Criminal networks such as human trafficking rings are threats to the rule of law, democracy and public safety in our global society. Network science provides invaluable tools to identify key players and design interventions for Law Enforcement Agencies (LEAs), e.g., to dismantle their organisation. However, poor data quality and the adaptiveness of criminal networks through self-organization make effective disruption extremely challenging. Although there exists a large body of work building and applying network scientific tools to attack criminal networks, these work often implicitly assume that the network measurements are accurate and complete. Moreover, there is thus far no comprehensive understanding of the impacts of data quality on the downstream effectiveness of interventions. This work investigates the relationship between data quality and intervention effectiveness based on classical graph theoretic and machine learning-based approaches. Decentralization emerges as a major factor in network robustness, particularly under conditions of incomplete data, which renders attack strategies largely ineffective.
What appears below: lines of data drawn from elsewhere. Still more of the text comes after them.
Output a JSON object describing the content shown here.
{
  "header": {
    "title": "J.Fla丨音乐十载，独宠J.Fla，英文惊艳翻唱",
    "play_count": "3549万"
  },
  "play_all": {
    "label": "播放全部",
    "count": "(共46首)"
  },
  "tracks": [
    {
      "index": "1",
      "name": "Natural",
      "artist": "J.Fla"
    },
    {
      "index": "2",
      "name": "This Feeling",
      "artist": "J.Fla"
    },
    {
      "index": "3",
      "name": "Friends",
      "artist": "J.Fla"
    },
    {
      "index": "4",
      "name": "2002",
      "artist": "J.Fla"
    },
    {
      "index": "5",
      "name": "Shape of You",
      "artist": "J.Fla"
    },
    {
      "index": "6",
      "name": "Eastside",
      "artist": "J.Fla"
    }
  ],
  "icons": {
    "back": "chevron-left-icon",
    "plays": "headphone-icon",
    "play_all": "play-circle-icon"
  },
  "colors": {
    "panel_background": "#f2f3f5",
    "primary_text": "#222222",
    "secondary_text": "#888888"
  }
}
Moreover, the robustness of centralized networks can be boosted using simple heuristics, making targeted attack more infeasible. Consequently, we advocate for a more cautious application of network science in disrupting criminal networks, the continuous development of an interoperable intelligence ecosystem, and the creation of novel network inference techniques to address data quality challenges.
Paper Structure (14 sections, 4 equations, 5 figures, 2 tables, 1 algorithm)
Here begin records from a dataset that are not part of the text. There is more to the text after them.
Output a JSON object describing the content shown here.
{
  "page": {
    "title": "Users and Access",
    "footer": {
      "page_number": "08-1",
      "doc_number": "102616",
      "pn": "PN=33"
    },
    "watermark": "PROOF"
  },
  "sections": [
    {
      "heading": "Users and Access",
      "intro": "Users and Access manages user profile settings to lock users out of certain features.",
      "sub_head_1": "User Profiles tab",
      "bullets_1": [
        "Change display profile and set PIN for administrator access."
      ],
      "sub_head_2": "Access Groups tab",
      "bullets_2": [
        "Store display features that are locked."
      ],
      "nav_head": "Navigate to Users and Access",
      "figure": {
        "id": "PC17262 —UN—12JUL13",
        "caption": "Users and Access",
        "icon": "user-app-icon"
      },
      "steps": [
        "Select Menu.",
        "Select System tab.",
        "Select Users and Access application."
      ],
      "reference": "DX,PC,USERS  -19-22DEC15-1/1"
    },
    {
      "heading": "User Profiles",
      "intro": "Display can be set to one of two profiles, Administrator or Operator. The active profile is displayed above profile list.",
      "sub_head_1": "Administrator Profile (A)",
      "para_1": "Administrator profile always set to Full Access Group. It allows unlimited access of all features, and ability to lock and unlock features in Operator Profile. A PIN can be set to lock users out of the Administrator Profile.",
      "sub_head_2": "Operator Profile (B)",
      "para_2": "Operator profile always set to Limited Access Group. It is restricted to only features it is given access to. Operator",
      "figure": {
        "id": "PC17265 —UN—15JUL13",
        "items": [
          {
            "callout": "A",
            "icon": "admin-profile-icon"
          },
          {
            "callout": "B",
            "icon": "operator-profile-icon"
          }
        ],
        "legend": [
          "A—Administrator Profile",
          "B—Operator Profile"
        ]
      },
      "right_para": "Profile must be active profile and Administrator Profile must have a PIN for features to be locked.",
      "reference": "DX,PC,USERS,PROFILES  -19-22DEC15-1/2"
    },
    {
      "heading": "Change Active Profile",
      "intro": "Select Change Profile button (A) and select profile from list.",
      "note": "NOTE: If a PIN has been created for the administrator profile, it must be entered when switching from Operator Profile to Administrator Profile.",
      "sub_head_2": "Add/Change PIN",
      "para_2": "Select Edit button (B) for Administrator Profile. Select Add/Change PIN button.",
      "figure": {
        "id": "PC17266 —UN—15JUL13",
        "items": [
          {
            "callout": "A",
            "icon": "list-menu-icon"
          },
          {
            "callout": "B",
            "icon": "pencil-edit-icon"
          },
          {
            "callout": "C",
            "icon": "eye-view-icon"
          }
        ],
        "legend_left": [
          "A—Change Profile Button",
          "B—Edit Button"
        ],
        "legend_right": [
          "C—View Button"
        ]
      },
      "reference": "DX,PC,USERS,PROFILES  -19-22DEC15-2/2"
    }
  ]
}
This paper contains 14 sections, 4 equations, 5 figures, 2 tables, 1 algorithm.

Figures (5)

  • Figure 1: Criminal networks investigated in this work. A: Rank-Degree distribution fitted with Rank-Size scaling law $P_k = P_1 k^{-q}$, where $P_1$ denotes the highest degree and $k \in [1, 2, \cdots, N]$ refers to the rank. Rank is normalized for comparative purposes. Note that not all networks were well-fitted due to varying levels of network centralization. B: Visualization of the networks. C: Baseline percolation with shaded area is the standard deviation $\sigma$ and $\langle AUC \rangle$ is the average Area Under the Curve (AUC) of the LCC trajectories across all node-ranking methods.
  • Figure 2: Impact of data incompleteness on percolation effectiveness in the 'Ndrangheta network with $10^3$ simulations per node-ranking method across all data incompleteness scenarios. A: Boxplots of all node-ranking methods under different data completeness scenarios. Whiskers show the inter-quantile range (IQR) of the AUC and the outliers are indicated by small dots. B: Quantile regression of the effect of data completeness on AUC. C: Percolation plots of four different node-ranking methods under different data scenarios averaged over simulations.
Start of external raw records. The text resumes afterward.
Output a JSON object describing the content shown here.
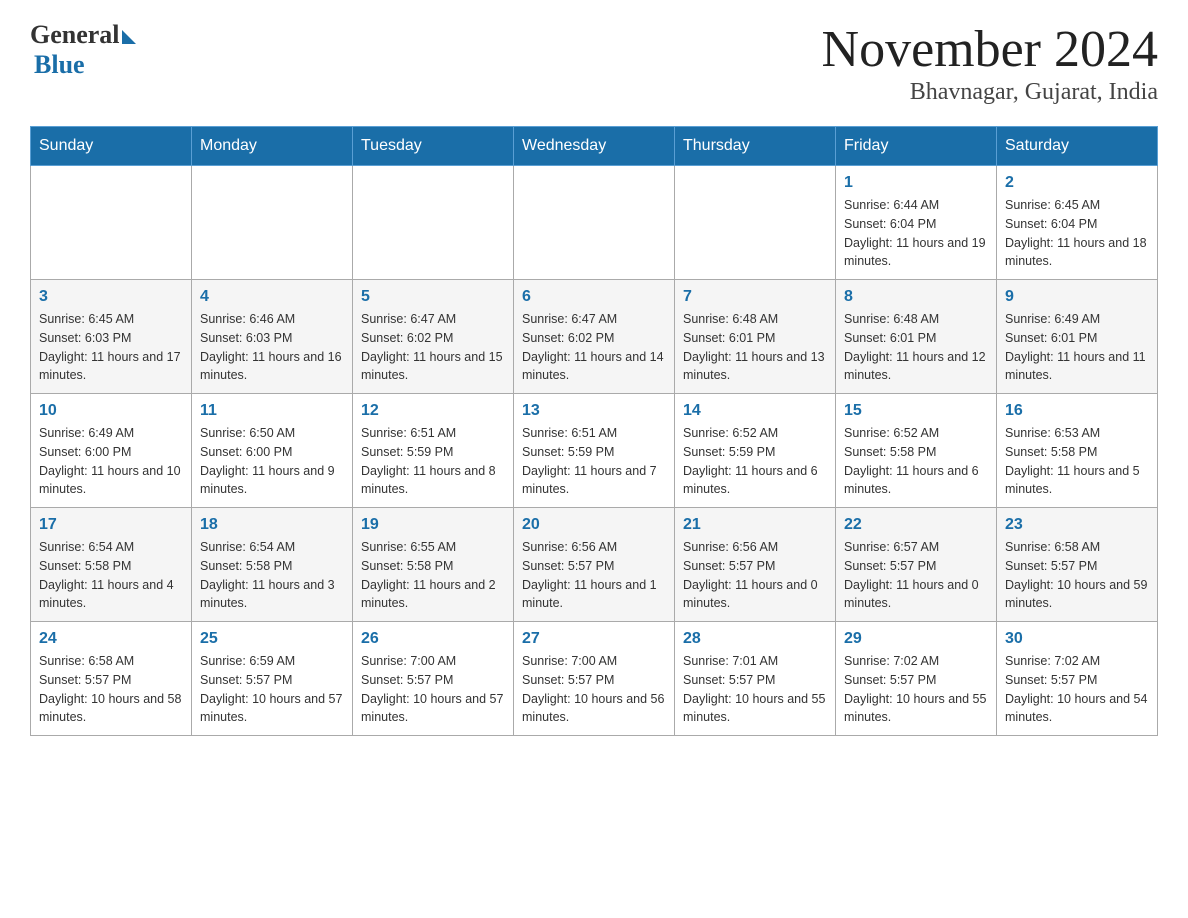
{
  "header": {
    "logo_general": "General",
    "logo_blue": "Blue",
    "month_title": "November 2024",
    "location": "Bhavnagar, Gujarat, India"
  },
  "days_of_week": [
    "Sunday",
    "Monday",
    "Tuesday",
    "Wednesday",
    "Thursday",
    "Friday",
    "Saturday"
  ],
  "weeks": [
    [
      {
        "day": "",
        "info": ""
      },
      {
        "day": "",
        "info": ""
      },
      {
        "day": "",
        "info": ""
      },
      {
        "day": "",
        "info": ""
      },
      {
        "day": "",
        "info": ""
      },
      {
        "day": "1",
        "info": "Sunrise: 6:44 AM\nSunset: 6:04 PM\nDaylight: 11 hours and 19 minutes."
      },
      {
        "day": "2",
        "info": "Sunrise: 6:45 AM\nSunset: 6:04 PM\nDaylight: 11 hours and 18 minutes."
      }
    ],
    [
      {
        "day": "3",
        "info": "Sunrise: 6:45 AM\nSunset: 6:03 PM\nDaylight: 11 hours and 17 minutes."
      },
      {
        "day": "4",
        "info": "Sunrise: 6:46 AM\nSunset: 6:03 PM\nDaylight: 11 hours and 16 minutes."
      },
      {
        "day": "5",
        "info": "Sunrise: 6:47 AM\nSunset: 6:02 PM\nDaylight: 11 hours and 15 minutes."
      },
      {
        "day": "6",
        "info": "Sunrise: 6:47 AM\nSunset: 6:02 PM\nDaylight: 11 hours and 14 minutes."
      },
      {
        "day": "7",
        "info": "Sunrise: 6:48 AM\nSunset: 6:01 PM\nDaylight: 11 hours and 13 minutes."
      },
      {
        "day": "8",
        "info": "Sunrise: 6:48 AM\nSunset: 6:01 PM\nDaylight: 11 hours and 12 minutes."
      },
      {
        "day": "9",
        "info": "Sunrise: 6:49 AM\nSunset: 6:01 PM\nDaylight: 11 hours and 11 minutes."
      }
    ],
    [
      {
        "day": "10",
        "info": "Sunrise: 6:49 AM\nSunset: 6:00 PM\nDaylight: 11 hours and 10 minutes."
      },
      {
        "day": "11",
        "info": "Sunrise: 6:50 AM\nSunset: 6:00 PM\nDaylight: 11 hours and 9 minutes."
      },
      {
        "day": "12",
        "info": "Sunrise: 6:51 AM\nSunset: 5:59 PM\nDaylight: 11 hours and 8 minutes."
      },
      {
        "day": "13",
        "info": "Sunrise: 6:51 AM\nSunset: 5:59 PM\nDaylight: 11 hours and 7 minutes."
      },
      {
        "day": "14",
        "info": "Sunrise: 6:52 AM\nSunset: 5:59 PM\nDaylight: 11 hours and 6 minutes."
      },
      {
        "day": "15",
        "info": "Sunrise: 6:52 AM\nSunset: 5:58 PM\nDaylight: 11 hours and 6 minutes."
      },
      {
        "day": "16",
        "info": "Sunrise: 6:53 AM\nSunset: 5:58 PM\nDaylight: 11 hours and 5 minutes."
      }
    ],
    [
      {
        "day": "17",
        "info": "Sunrise: 6:54 AM\nSunset: 5:58 PM\nDaylight: 11 hours and 4 minutes."
      },
      {
        "day": "18",
        "info": "Sunrise: 6:54 AM\nSunset: 5:58 PM\nDaylight: 11 hours and 3 minutes."
      },
      {
        "day": "19",
        "info": "Sunrise: 6:55 AM\nSunset: 5:58 PM\nDaylight: 11 hours and 2 minutes."
      },
      {
        "day": "20",
        "info": "Sunrise: 6:56 AM\nSunset: 5:57 PM\nDaylight: 11 hours and 1 minute."
      },
      {
        "day": "21",
        "info": "Sunrise: 6:56 AM\nSunset: 5:57 PM\nDaylight: 11 hours and 0 minutes."
      },
      {
        "day": "22",
        "info": "Sunrise: 6:57 AM\nSunset: 5:57 PM\nDaylight: 11 hours and 0 minutes."
      },
      {
        "day": "23",
        "info": "Sunrise: 6:58 AM\nSunset: 5:57 PM\nDaylight: 10 hours and 59 minutes."
      }
    ],
    [
      {
        "day": "24",
        "info": "Sunrise: 6:58 AM\nSunset: 5:57 PM\nDaylight: 10 hours and 58 minutes."
      },
      {
        "day": "25",
        "info": "Sunrise: 6:59 AM\nSunset: 5:57 PM\nDaylight: 10 hours and 57 minutes."
      },
      {
        "day": "26",
        "info": "Sunrise: 7:00 AM\nSunset: 5:57 PM\nDaylight: 10 hours and 57 minutes."
      },
      {
        "day": "27",
        "info": "Sunrise: 7:00 AM\nSunset: 5:57 PM\nDaylight: 10 hours and 56 minutes."
      },
      {
        "day": "28",
        "info": "Sunrise: 7:01 AM\nSunset: 5:57 PM\nDaylight: 10 hours and 55 minutes."
      },
      {
        "day": "29",
        "info": "Sunrise: 7:02 AM\nSunset: 5:57 PM\nDaylight: 10 hours and 55 minutes."
      },
      {
        "day": "30",
        "info": "Sunrise: 7:02 AM\nSunset: 5:57 PM\nDaylight: 10 hours and 54 minutes."
      }
    ]
  ]
}
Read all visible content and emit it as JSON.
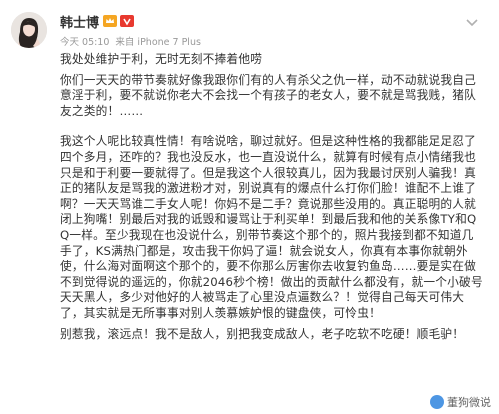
{
  "post": {
    "username": "韩士博",
    "badge_icons": [
      "vip-crown-icon",
      "weibo-level-icon"
    ],
    "time": "今天 05:10",
    "source": "来自 iPhone 7 Plus",
    "paragraphs": [
      "我处处维护于利，无时无刻不捧着他唠",
      "你们一天天的带节奏就好像我跟你们有的人有杀父之仇一样，动不动就说我自己意淫于利，要不就说你老大不会找一个有孩子的老女人，要不就是骂我贱，猪队友之类的！……",
      "我这个人呢比较真性情！有啥说啥，聊过就好。但是这种性格的我都能足足忍了四个多月，还咋的？我也没反水，也一直没说什么，就算有时候有点小情绪我也只是和于利要一要就得了。但是我这个人很较真儿，因为我最讨厌别人骗我！真正的猪队友是骂我的激进粉才对，别说真有的爆点什么打你们脸！谁配不上谁了啊？一天天骂谁二手女人呢！你妈不是二手？竟说那些没用的。真正聪明的人就闭上狗嘴！别最后对我的诋毁和谩骂让于利买单！到最后我和他的关系像TY和QQ一样。至少我现在也没说什么，别带节奏这个那个的，照片我接到都不知道几手了，KS满热门都是，攻击我干你妈了逼！就会说女人，你真有本事你就朝外使，什么海对面啊这个那个的，要不你那么厉害你去收复钓鱼岛……要是实在做不到觉得说的遥远的，你就2046秒个榜！做出的贡献什么都没有，就一个小破号天天黑人，多少对他好的人被骂走了心里没点逼数么？！觉得自己每天可伟大了，其实就是无所事事对别人羡慕嫉妒恨的键盘侠，可怜虫！",
      "别惹我，滚远点！我不是敌人，别把我变成敌人，老子吃软不吃硬！顺毛驴！"
    ],
    "watermark": "董狗微说"
  },
  "colors": {
    "name": "#333333",
    "meta": "#999999",
    "text": "#333333",
    "badge_red": "#e8392f",
    "badge_gold": "#f5a623"
  }
}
  • Figure 3: Results of the percolation experiments on the ROAM-altered cocaine trafficking ring and the 'Ndrangheta network ($b=6, exec_n = 8$). A: Evolution of LCC under ROAM-altered network (blue line) against the original network (gray dotted line). Green area indicates the positive difference of AUC between the two trajectories. The trajectories are averaging over all measures as attack strategies. B: Change in AUC with different values of $b$ and $exec_n$C: Change in the four network statistics over varying $exec_n$ of ROAM.
  • Figure 4: Rank-biased overlap similarity of node-ranking methods used in the percolation experiment. Higher values indicate higher similarity between node-ranking methods.
  • Figure 5: One execution of the Remove-One-Attach-Many heuristic with a budget $b = 3$.